On 1 August 2017, Bitcoin Cash had forked away from Bitcoin after weeks of speculation and on 24 August, Bitcoin activated its SegWit upgrade.

Considered to be an important update, SegWit added a different P2SH address: nested Segwit which started ‘3’. The only difference between a normal P2SH address and a SegWit one is their spending scripts. The launch of SegWit is one of the main reasons for the lost 19,000 BCH to SegWit addresses.

Coinmetrics’ Recent State of the Network discussed the BCH tokens that have been mistakenly lost since 2017 and remain inaccessible because BCH did not have SegWit.

With time, it was figured out that miners would be able to access the lost BCH if they are able to break the standardness rules. The report said,

“Transactions spending from a nested SegWit address on Bitcoin Cash break one of these standardness rules (the clean stack rule, to be precise) and therefore will not be relayed; they can only be mined if included directly by a miner. So miners, or a user in direct contact with a miner, can spend from nested SegWit addresses on Bitcoin Cash, while normal users cannot.”

After such an opportunity was deciphered by a Russian Bitcointalk user, it was understood that only slightly more than 400 BCH sent to SegWit addresses on BCH could be claimed by miners.

It was clear as day that a capable miner was crucial to breaking the standardness rule. On 14 November 2017, the news that over 470 BCH worth $644k was available on a SegWit address went public. It did not take much time thereafter as two days later, BTC.com recovered the first batch of 100.7 BCH that were mistakenly sent to the nested SegWit addresses.

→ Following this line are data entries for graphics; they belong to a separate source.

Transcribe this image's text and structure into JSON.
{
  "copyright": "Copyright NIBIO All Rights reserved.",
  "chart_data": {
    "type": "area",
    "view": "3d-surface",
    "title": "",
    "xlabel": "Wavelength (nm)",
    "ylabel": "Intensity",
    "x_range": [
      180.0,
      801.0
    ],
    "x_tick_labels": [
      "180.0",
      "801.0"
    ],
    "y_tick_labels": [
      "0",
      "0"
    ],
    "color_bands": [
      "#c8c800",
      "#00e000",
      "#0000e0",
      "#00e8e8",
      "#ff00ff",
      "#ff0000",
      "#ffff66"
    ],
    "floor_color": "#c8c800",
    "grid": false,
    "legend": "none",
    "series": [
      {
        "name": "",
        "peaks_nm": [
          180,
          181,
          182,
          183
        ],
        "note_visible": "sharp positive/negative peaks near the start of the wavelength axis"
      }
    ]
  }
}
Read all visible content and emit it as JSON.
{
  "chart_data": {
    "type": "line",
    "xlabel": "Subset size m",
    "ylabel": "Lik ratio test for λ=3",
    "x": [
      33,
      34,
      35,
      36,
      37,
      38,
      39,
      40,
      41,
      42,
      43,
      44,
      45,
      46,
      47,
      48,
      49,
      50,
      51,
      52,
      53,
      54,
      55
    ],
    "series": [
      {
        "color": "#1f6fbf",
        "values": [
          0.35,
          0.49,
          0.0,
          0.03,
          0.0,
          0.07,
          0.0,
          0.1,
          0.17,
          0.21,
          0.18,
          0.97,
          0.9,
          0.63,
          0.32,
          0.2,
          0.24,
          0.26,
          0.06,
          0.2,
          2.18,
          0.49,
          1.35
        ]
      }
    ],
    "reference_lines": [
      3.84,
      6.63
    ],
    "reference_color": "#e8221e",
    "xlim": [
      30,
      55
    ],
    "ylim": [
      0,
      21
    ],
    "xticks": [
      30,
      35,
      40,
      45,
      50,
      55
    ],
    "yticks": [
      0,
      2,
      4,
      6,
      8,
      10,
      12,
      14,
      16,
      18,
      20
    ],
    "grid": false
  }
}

After the first recovery, BTC.com sent up its recovery service which started at a period of recovering BCH, at press time. BTC.com charged a recovery finder’s fee of 10 percent that was sent to the same address and it was identified that the revenue pool had 368.03 BCH.

Source: Coinmetrics

Over time, other mining pools have joined in the quest for the lost BCH, something that was observed in the table shared above. The major problem with such a scenario is that the situation could have been easily avoided if necessary precautions were taken before the hard fork on 1 August 2017. Bitcoin’s quick update to SegWit right after the hardfork should have been activated after users were clear on Bitcoin and Bitcoin Cash’s network situation.

Source: Coinmetrics

Data from the report suggested that at press time, over 8,979 BCH has been recovered, but the extra finder’s fee allocated to these pools could have been avoided in the first place. Since last year, mining pools such as BTC.com and BTC.top are at 5,779 BCH and 3,846 BCH, respectively. With more than 9000 BCH still out there in nested SegWit addresses, the eventful hardfork from 2017 continues to stir a tussle between these pools over a lost jackpot.